The tunnel is already packed with no extra space for additional muscles to be repetitively moving in and out. The tunnel is about the size of a quarter. So that’s not a lot of room for your median nerve, 9 finger and thumb tendons plus 4 lumbrical muscles…that’s a lot of uninvited guests.

Another reason that is really more of a hypothesis on my part- is if your sensation is impaired you may not realize how hard you are gripping. Since your fingers don’t feel sensations normally, you could be gripping too forcefully which could aggravate your nerve even more.

Just something to think about and for that, avoid squeezing into tight fists until your nerve calms down and sensation returns.

Worst Carpal Tunnel Exercise 4: Full Median Nerve Glides

Finally, one of the worst exercises for carpal tunnel syndrome is median nerve glides. Hear me out on this one.

Not all median nerve glides are created equal. There are many, many variations of nerve glides. You may also hear them referred to as nerve sliders or nerve flossers and they are commonly given as an exercise for carpal tunnel relief. In fact, I have a video and blog post demonstrating them here.

Nerve glides should be done in stages or phases and when performed correctly they actually can be helpful. However I am talking about the end phase of the nerve glide given as the exercise.

This involves excessive stretching of the neck, shoulder, elbow, wrist and hand and often moving too quickly through these motions. When in reality you want to move slowly, just 1 joint at a time so you can make sure you are not increasing your symptoms during the glide.

The problem is this is often confused as a muscle stretch but can easily lead to straining the median nerve. It is best to do nerve glides in stages slowly and only if you are symptom free.

Don’t get me wrong, I’m not saying you shouldn’t bend your wrist in flexion or extension or grip anything when you have carpal tunnel syndrome. But by steering clear of exercises that can irritate your nerves, you can move forward on finding ones that provide relief.

What should you do instead?

The good news is I have 2 exercises for you!

The 1st is a Myofascial stretch to your carpal ligament.

Remember earlier when I told you that wrist extension stretches are one of the worst? Well, there is a better way to do them.

In fact, one research study showed if you can put your wrist in extension while focusing on stretching your carpal tunnel ligament, you can in turn lengthen the roof of your tunnel. This giving more space for your nerve.
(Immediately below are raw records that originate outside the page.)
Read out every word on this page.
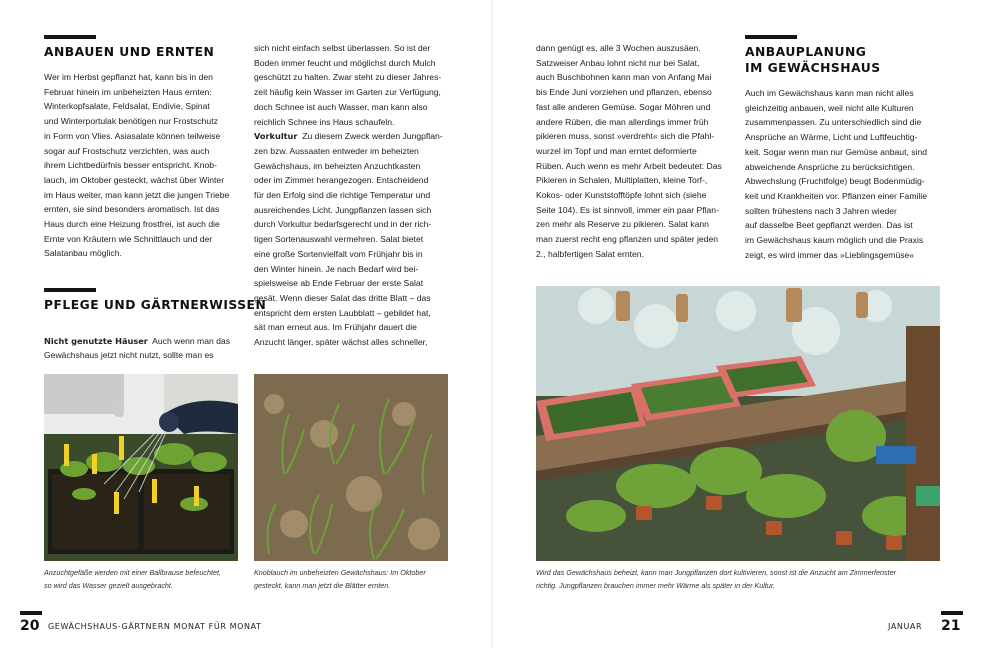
ANBAUEN UND ERNTEN
Wer im Herbst gepflanzt hat, kann bis in den
Februar hinein im unbeheizten Haus ernten:
Winterkopfsalate, Feldsalat, Endivie, Spinat
und Winterportulak benötigen nur Frostschutz
in Form von Vlies. Asiasalate können teilweise
sogar auf Frostschutz verzichten, was auch
ihrem Lichtbedürfnis besser entspricht. Knob-
lauch, im Oktober gesteckt, wächst über Winter
im Haus weiter, man kann jetzt die jungen Triebe
ernten, sie sind besonders aromatisch. Ist das
Haus durch eine Heizung frostfrei, ist auch die
Ernte von Kräutern wie Schnittlauch und der
Salatanbau möglich.
PFLEGE UND GÄRTNERWISSEN

Nicht genutzte Häuser  Auch wenn man das
Gewächshaus jetzt nicht nutzt, sollte man es
sich nicht einfach selbst überlassen. So ist der
Boden immer feucht und möglichst durch Mulch
geschützt zu halten. Zwar steht zu dieser Jahres-
zeit häufig kein Wasser im Garten zur Verfügung,
doch Schnee ist auch Wasser, man kann also
reichlich Schnee ins Haus schaufeln.
Vorkultur  Zu diesem Zweck werden Jungpflan-
zen bzw. Aussaaten entweder im beheizten
Gewächshaus, im beheizten Anzuchtkasten
oder im Zimmer herangezogen. Entscheidend
für den Erfolg sind die richtige Temperatur und
ausreichendes Licht. Jungpflanzen lassen sich
durch Vorkultur bedarfsgerecht und in der rich-
tigen Sortenauswahl vermehren. Salat bietet
eine große Sortenvielfalt vom Frühjahr bis in
den Winter hinein. Je nach Bedarf wird bei-
spielsweise ab Ende Februar der erste Salat
gesät. Wenn dieser Salat das dritte Blatt – das
entspricht dem ersten Laubblatt – gebildet hat,
sät man erneut aus. Im Frühjahr dauert die
Anzucht länger, später wächst alles schneller,
Anzuchtgefäße werden mit einer Ballbrause befeuchtet,
so wird das Wasser gezielt ausgebracht.
Knoblauch im unbeheizten Gewächshaus: Im Oktober
gesteckt, kann man jetzt die Blätter ernten.
20 GEWÄCHSHAUS-GÄRTNERN MONAT FÜR MONAT
dann genügt es, alle 3 Wochen auszusäen.
Satzweiser Anbau lohnt nicht nur bei Salat,
auch Buschbohnen kann man von Anfang Mai
bis Ende Juni vorziehen und pflanzen, ebenso
fast alle anderen Gemüse. Sogar Möhren und
andere Rüben, die man allerdings immer früh
pikieren muss, sonst »verdreht« sich die Pfahl-
wurzel im Topf und man erntet deformierte
Rüben. Auch wenn es mehr Arbeit bedeutet: Das
Pikieren in Schalen, Multiplatten, kleine Torf-,
Kokos- oder Kunststofftöpfe lohnt sich (siehe
Seite 104). Es ist sinnvoll, immer ein paar Pflan-
zen mehr als Reserve zu pikieren. Salat kann
man zuerst recht eng pflanzen und später jeden
2., halbfertigen Salat ernten.
ANBAUPLANUNG
IM GEWÄCHSHAUS
Auch im Gewächshaus kann man nicht alles
gleichzeitig anbauen, weil nicht alle Kulturen
zusammenpassen. Zu unterschiedlich sind die
Ansprüche an Wärme, Licht und Luftfeuchtig-
keit. Sogar wenn man nur Gemüse anbaut, sind
abweichende Ansprüche zu berücksichtigen.
Abwechslung (Fruchtfolge) beugt Bodenmüdig-
keit und Krankheiten vor. Pflanzen einer Familie
sollten frühestens nach 3 Jahren wieder
auf dasselbe Beet gepflanzt werden. Das ist
im Gewächshaus kaum möglich und die Praxis
zeigt, es wird immer das »Lieblingsgemüse«
Wird das Gewächshaus beheizt, kann man Jungpflanzen dort kultivieren, sonst ist die Anzucht am Zimmerfenster
richtig. Jungpflanzen brauchen immer mehr Wärme als später in der Kultur.
JANUAR 21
To do this myofascial stretch, place your hand flat on a wall. Gently pull your thumb near the base with your other hand. The stretch should be felt over your carpal ligament near your wrist. Hold the stretch for 30 seconds at a time, do these 4 times a day for 6 weeks.

The 2nd exercise is Finger Abduction and Adduction. Better known as Finger spreads.
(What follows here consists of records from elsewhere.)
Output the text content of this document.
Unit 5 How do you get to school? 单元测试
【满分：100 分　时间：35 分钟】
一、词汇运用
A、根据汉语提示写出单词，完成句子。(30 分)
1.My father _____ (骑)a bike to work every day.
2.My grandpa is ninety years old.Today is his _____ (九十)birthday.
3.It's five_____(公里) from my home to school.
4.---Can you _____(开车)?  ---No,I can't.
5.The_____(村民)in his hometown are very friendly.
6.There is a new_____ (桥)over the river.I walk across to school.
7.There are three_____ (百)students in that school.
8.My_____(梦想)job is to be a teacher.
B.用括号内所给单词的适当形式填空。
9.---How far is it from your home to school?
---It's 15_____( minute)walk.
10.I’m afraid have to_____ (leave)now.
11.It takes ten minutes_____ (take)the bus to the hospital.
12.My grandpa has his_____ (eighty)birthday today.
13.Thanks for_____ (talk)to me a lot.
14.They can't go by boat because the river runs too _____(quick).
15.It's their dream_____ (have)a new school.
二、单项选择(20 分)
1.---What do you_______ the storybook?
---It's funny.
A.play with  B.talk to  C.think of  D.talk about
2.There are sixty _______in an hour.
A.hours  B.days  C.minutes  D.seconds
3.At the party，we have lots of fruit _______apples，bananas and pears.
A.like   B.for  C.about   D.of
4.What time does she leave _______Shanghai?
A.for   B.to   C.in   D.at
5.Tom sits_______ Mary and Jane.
This exercise is based on a promising research study that compared several traditional exercises to see which one actually targeted the median nerve within the carpal tunnel the most. And out of all the exercises the finger abduction and adduction exercise resulted in the most nerve gliding throughout the arm and in the tunnel. The other more traditional exercises showed very little or no actual nerve movement within the carpal tunnel.

This is important because our nerves and tendons need to move smoothly within all the little spaces and tunnels they travel through.

To do this exercise stand with your arms out to the side, shoulders and elbows bent at 90 degrees, wrist straight and fingers straight. Then spread your fingers apart and together. This is abduction and adduction of your fingers.

Plus you can do both hands at the same time. Do 10 repetitions, 3-4 times a day.

Let’s wrap up the worst exercises for carpal tunnel syndrome

You may think these exercises seem too simple or too good to be true. But movements that target your median nerve shouldn’t be complicated, cause increased symptoms, or overstretch your nerve. You really can do these anywhere.

Of course, it is important to get a thorough evaluation to make sure you have carpal tunnel syndrome and not a look alike condition such as Lacertus syndrome, pronator teres syndrome, or cervical involvement. Always take the time to explain your symptoms clearly to your doctor.